TCB: You’ve talked about how important it is to provide them with guidance on infrastructure and assistance. If you had the opportunity to build the team of teams for issues for Afghanistan and for ISIS who would you put on those teams? What kinds of skill sets, and what kinds of minds would you want on those fronts?
GEN McChrystal: Well that’s a great question. I’ve never thought this through in the depth that I should have. I think the first person, or people I’d find are people who can make teams work. I mean I’d literally, regardless of their background, want to find somebody who has this ability to bring teams together, team of rivals kind of creation. And they can be from any walk of life. You could find leaders in business or government who have that, but that’s what I’d be looking for. I wouldn’t care whether they had regional expertise or functional expertise on that problem. They would have organizational expertise. And I’d give them enough people that have a similar connection so that they are not a single person up there trying to run this thing, they’ve got a small network. Then on top of that, you’ve got to understand the situation first. In fact I just recommended a former comrade of mine write a book on Afghanistan. Jason Howk was a young major that worked with me. He had several tours in Afghanistan. He’d been a private for me in the 82nd where he was a paratrooper. He’s a very educated guy. And I’d like him to write a book that said what should we have known? When you say you are going into a country, what was knowable? You should know the history, you should know the culture. What of the history should we have known, reasonably; what of the economic situation; what are the current politics; what are the personalities; what are whatever?

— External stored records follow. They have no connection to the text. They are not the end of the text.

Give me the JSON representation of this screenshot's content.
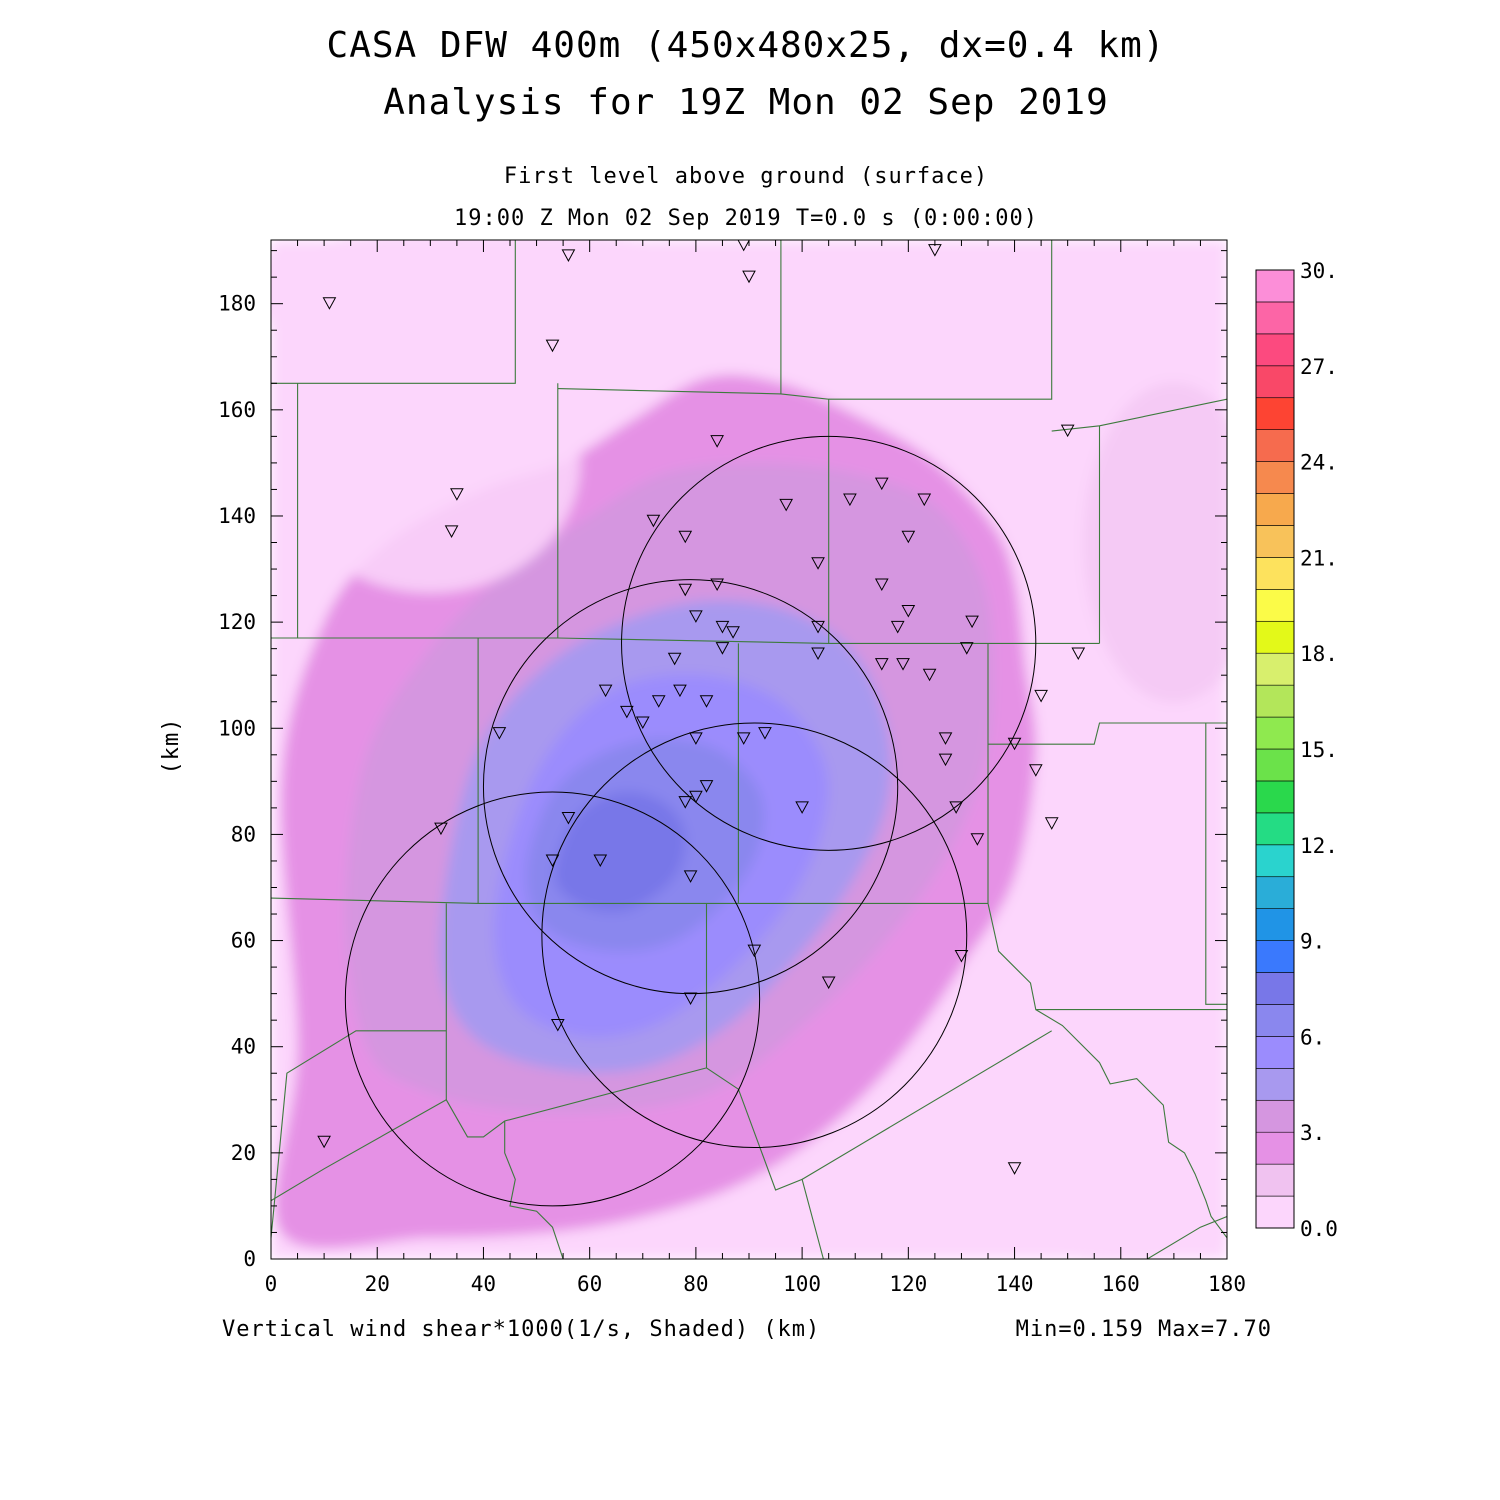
{
  "title": "CASA DFW 400m (450x480x25, dx=0.4 km)",
  "subtitle": "Analysis for 19Z Mon 02 Sep 2019",
  "level_label": "First level above ground (surface)",
  "time_label": "19:00 Z Mon 02 Sep 2019    T=0.0 s (0:00:00)",
  "field_label": "Vertical wind shear*1000(1/s, Shaded)  (km)",
  "minmax_label": "Min=0.159 Max=7.70",
  "chart_data": {
    "type": "heatmap",
    "xlabel": "",
    "ylabel": "(km)",
    "xlim": [
      0,
      180
    ],
    "ylim": [
      0,
      192
    ],
    "x_ticks": [
      "0",
      "20",
      "40",
      "60",
      "80",
      "100",
      "120",
      "140",
      "160",
      "180"
    ],
    "y_ticks": [
      "0",
      "20",
      "40",
      "60",
      "80",
      "100",
      "120",
      "140",
      "160",
      "180"
    ],
    "colorbar": {
      "tick_labels": [
        "0.0",
        "3.",
        "6.",
        "9.",
        "12.",
        "15.",
        "18.",
        "21.",
        "24.",
        "27.",
        "30."
      ],
      "colors": [
        "#fcd6fc",
        "#f0c2f0",
        "#e591e5",
        "#d596e0",
        "#a899ef",
        "#9b8cfd",
        "#8a87ee",
        "#7877e8",
        "#3a79fd",
        "#2094e6",
        "#2aadd8",
        "#2ad3ce",
        "#24dc84",
        "#2ad84c",
        "#6be24a",
        "#8fe94f",
        "#b3e65a",
        "#d8ef6d",
        "#e3f919",
        "#fbfb48",
        "#fde25d",
        "#f8c25a",
        "#f7a94d",
        "#f6894e",
        "#f66b4e",
        "#fd4433",
        "#f94868",
        "#fc4a7f",
        "#fc65a6",
        "#fc8ed8"
      ]
    },
    "shading_contours": [
      {
        "level": 1.5,
        "color": "#f0c2f0",
        "points": [
          [
            0,
            192
          ],
          [
            180,
            192
          ],
          [
            180,
            0
          ],
          [
            0,
            0
          ]
        ]
      },
      {
        "level": 2.0,
        "color": "#e591e5",
        "points": [
          [
            2,
            5
          ],
          [
            5,
            40
          ],
          [
            2,
            90
          ],
          [
            10,
            120
          ],
          [
            22,
            135
          ],
          [
            40,
            145
          ],
          [
            55,
            150
          ],
          [
            68,
            158
          ],
          [
            82,
            166
          ],
          [
            96,
            165
          ],
          [
            112,
            158
          ],
          [
            125,
            150
          ],
          [
            136,
            138
          ],
          [
            140,
            128
          ],
          [
            142,
            112
          ],
          [
            144,
            95
          ],
          [
            140,
            72
          ],
          [
            130,
            55
          ],
          [
            118,
            38
          ],
          [
            104,
            24
          ],
          [
            88,
            14
          ],
          [
            70,
            8
          ],
          [
            52,
            5
          ],
          [
            30,
            4
          ]
        ]
      },
      {
        "level": 3.0,
        "color": "#d596e0",
        "points": [
          [
            18,
            40
          ],
          [
            14,
            65
          ],
          [
            18,
            95
          ],
          [
            30,
            115
          ],
          [
            45,
            130
          ],
          [
            60,
            140
          ],
          [
            74,
            148
          ],
          [
            92,
            150
          ],
          [
            110,
            148
          ],
          [
            125,
            142
          ],
          [
            134,
            128
          ],
          [
            136,
            110
          ],
          [
            134,
            92
          ],
          [
            126,
            74
          ],
          [
            114,
            58
          ],
          [
            100,
            44
          ],
          [
            84,
            32
          ],
          [
            66,
            28
          ],
          [
            45,
            28
          ],
          [
            28,
            32
          ]
        ]
      },
      {
        "level": 4.0,
        "color": "#a899ef",
        "points": [
          [
            32,
            55
          ],
          [
            34,
            78
          ],
          [
            40,
            98
          ],
          [
            52,
            112
          ],
          [
            66,
            120
          ],
          [
            82,
            124
          ],
          [
            98,
            122
          ],
          [
            110,
            114
          ],
          [
            116,
            100
          ],
          [
            116,
            86
          ],
          [
            110,
            72
          ],
          [
            100,
            58
          ],
          [
            86,
            44
          ],
          [
            70,
            36
          ],
          [
            52,
            36
          ],
          [
            38,
            42
          ]
        ]
      },
      {
        "level": 5.0,
        "color": "#9b8cfd",
        "points": [
          [
            42,
            62
          ],
          [
            46,
            82
          ],
          [
            54,
            98
          ],
          [
            66,
            108
          ],
          [
            82,
            110
          ],
          [
            96,
            105
          ],
          [
            104,
            94
          ],
          [
            104,
            82
          ],
          [
            98,
            68
          ],
          [
            86,
            54
          ],
          [
            72,
            44
          ],
          [
            58,
            42
          ],
          [
            46,
            48
          ]
        ]
      },
      {
        "level": 6.0,
        "color": "#8a87ee",
        "points": [
          [
            48,
            72
          ],
          [
            52,
            86
          ],
          [
            60,
            94
          ],
          [
            72,
            98
          ],
          [
            84,
            96
          ],
          [
            92,
            88
          ],
          [
            92,
            78
          ],
          [
            86,
            68
          ],
          [
            76,
            60
          ],
          [
            64,
            58
          ],
          [
            52,
            62
          ]
        ]
      },
      {
        "level": 7.0,
        "color": "#7877e8",
        "points": [
          [
            54,
            76
          ],
          [
            58,
            84
          ],
          [
            66,
            88
          ],
          [
            74,
            86
          ],
          [
            78,
            80
          ],
          [
            76,
            72
          ],
          [
            68,
            66
          ],
          [
            60,
            66
          ],
          [
            54,
            70
          ]
        ]
      }
    ],
    "radar_ranges": [
      {
        "cx": 105,
        "cy": 116,
        "r": 39
      },
      {
        "cx": 79,
        "cy": 89,
        "r": 39
      },
      {
        "cx": 53,
        "cy": 49,
        "r": 39
      },
      {
        "cx": 91,
        "cy": 61,
        "r": 40
      }
    ],
    "county_lines": [
      [
        [
          0,
          165
        ],
        [
          46,
          165
        ],
        [
          46,
          192
        ]
      ],
      [
        [
          5,
          165
        ],
        [
          5,
          117
        ]
      ],
      [
        [
          54,
          165
        ],
        [
          54,
          117
        ]
      ],
      [
        [
          54,
          164
        ],
        [
          96,
          163
        ],
        [
          105,
          162
        ],
        [
          105,
          116
        ]
      ],
      [
        [
          96,
          163
        ],
        [
          96,
          192
        ]
      ],
      [
        [
          105,
          162
        ],
        [
          147,
          162
        ],
        [
          147,
          192
        ]
      ],
      [
        [
          147,
          156
        ],
        [
          156,
          157
        ],
        [
          180,
          162
        ]
      ],
      [
        [
          156,
          157
        ],
        [
          156,
          116
        ]
      ],
      [
        [
          0,
          117
        ],
        [
          54,
          117
        ],
        [
          105,
          116
        ],
        [
          156,
          116
        ]
      ],
      [
        [
          39,
          117
        ],
        [
          39,
          67
        ]
      ],
      [
        [
          88,
          116
        ],
        [
          88,
          67
        ]
      ],
      [
        [
          135,
          116
        ],
        [
          135,
          67
        ]
      ],
      [
        [
          135,
          97
        ],
        [
          155,
          97
        ],
        [
          156,
          101
        ],
        [
          180,
          101
        ]
      ],
      [
        [
          176,
          101
        ],
        [
          176,
          48
        ],
        [
          180,
          48
        ]
      ],
      [
        [
          0,
          68
        ],
        [
          39,
          67
        ],
        [
          88,
          67
        ],
        [
          135,
          67
        ]
      ],
      [
        [
          33,
          67
        ],
        [
          33,
          30
        ]
      ],
      [
        [
          82,
          67
        ],
        [
          82,
          36
        ]
      ],
      [
        [
          0,
          11
        ],
        [
          10,
          17
        ],
        [
          33,
          30
        ],
        [
          37,
          23
        ],
        [
          40,
          23
        ],
        [
          44,
          26
        ],
        [
          82,
          36
        ]
      ],
      [
        [
          0,
          4
        ],
        [
          3,
          35
        ],
        [
          16,
          43
        ],
        [
          33,
          43
        ]
      ],
      [
        [
          82,
          36
        ],
        [
          88,
          32
        ],
        [
          95,
          13
        ],
        [
          100,
          15
        ],
        [
          104,
          0
        ]
      ],
      [
        [
          44,
          26
        ],
        [
          44,
          20
        ],
        [
          46,
          15
        ],
        [
          45,
          10
        ],
        [
          50,
          9
        ],
        [
          53,
          6
        ],
        [
          55,
          0
        ]
      ],
      [
        [
          135,
          67
        ],
        [
          137,
          58
        ],
        [
          143,
          52
        ],
        [
          144,
          47
        ],
        [
          156,
          47
        ],
        [
          183,
          47
        ]
      ],
      [
        [
          100,
          15
        ],
        [
          147,
          43
        ]
      ],
      [
        [
          144,
          47
        ],
        [
          149,
          44
        ],
        [
          156,
          37
        ],
        [
          158,
          33
        ],
        [
          163,
          34
        ],
        [
          168,
          29
        ],
        [
          169,
          22
        ],
        [
          172,
          20
        ],
        [
          174,
          16
        ],
        [
          176,
          11
        ],
        [
          177,
          8
        ],
        [
          180,
          4
        ]
      ],
      [
        [
          180,
          8
        ],
        [
          175,
          6
        ],
        [
          165,
          0
        ]
      ]
    ],
    "stations": [
      [
        11,
        180
      ],
      [
        56,
        189
      ],
      [
        89,
        191
      ],
      [
        90,
        185
      ],
      [
        125,
        190
      ],
      [
        53,
        172
      ],
      [
        150,
        156
      ],
      [
        84,
        154
      ],
      [
        35,
        144
      ],
      [
        34,
        137
      ],
      [
        72,
        139
      ],
      [
        78,
        136
      ],
      [
        97,
        142
      ],
      [
        109,
        143
      ],
      [
        115,
        146
      ],
      [
        123,
        143
      ],
      [
        120,
        136
      ],
      [
        103,
        131
      ],
      [
        115,
        127
      ],
      [
        78,
        126
      ],
      [
        84,
        127
      ],
      [
        80,
        121
      ],
      [
        85,
        119
      ],
      [
        87,
        118
      ],
      [
        85,
        115
      ],
      [
        103,
        119
      ],
      [
        103,
        114
      ],
      [
        120,
        122
      ],
      [
        118,
        119
      ],
      [
        132,
        120
      ],
      [
        131,
        115
      ],
      [
        152,
        114
      ],
      [
        115,
        112
      ],
      [
        119,
        112
      ],
      [
        124,
        110
      ],
      [
        76,
        113
      ],
      [
        63,
        107
      ],
      [
        77,
        107
      ],
      [
        82,
        105
      ],
      [
        73,
        105
      ],
      [
        67,
        103
      ],
      [
        70,
        101
      ],
      [
        43,
        99
      ],
      [
        93,
        99
      ],
      [
        89,
        98
      ],
      [
        80,
        98
      ],
      [
        127,
        98
      ],
      [
        127,
        94
      ],
      [
        140,
        97
      ],
      [
        145,
        106
      ],
      [
        82,
        89
      ],
      [
        80,
        87
      ],
      [
        78,
        86
      ],
      [
        100,
        85
      ],
      [
        129,
        85
      ],
      [
        133,
        79
      ],
      [
        147,
        82
      ],
      [
        144,
        92
      ],
      [
        32,
        81
      ],
      [
        56,
        83
      ],
      [
        53,
        75
      ],
      [
        62,
        75
      ],
      [
        79,
        72
      ],
      [
        91,
        58
      ],
      [
        130,
        57
      ],
      [
        105,
        52
      ],
      [
        79,
        49
      ],
      [
        54,
        44
      ],
      [
        10,
        22
      ],
      [
        140,
        17
      ]
    ]
  }
}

And the idea is if we wrote a book, and we said all of this was available to be known, if everyone who went in or made decisions about Afghanistan had known this body of knowledge – it wouldn’t be exhaustive but it would be enough so that everybody was conversant – everybody was able to have a good frame of reference, contextual understanding. And the reason that I think it would be so valuable is if you produced a book like that and said, we should have known this, the next time we are thinking about going to country x, we say pick that book up and say, do we know this about country x. And if we don’t, stop, figure that out before we do.
We did handbooks and all, but we never really thought that out. And I think that would be really, really important.
When I was in Afghanistan—and I’d been there from 2002-2009, part of every year because I had forces there—I read a lot of history. When I got there in 2009, every time I peeled something away, I found there were things that were just incredibly important that I had no idea.
TCB: That’s frustrating for any leader right?
GEN McChrystal: Absolutely. I commanded there for a year and was very close to a lot of the Afghan leaders. But I went back about 18 months later because President Karzai invited me back. I spent just a few days there and was invited to dinner at a senior official’s house who I’d become close to. I went to his house for dinner, and who he had brought together for this dinner surprised me. It was because they were his close friends. You didn’t pick that up in the cabinet room meetings. Had I understood who was close and who was joking with each other at dinner, that would have been invaluable. That seems so obvious, but how do you know that kind of stuff, how do you find that out fast enough so that you’re not seeing it in the rearview mirror.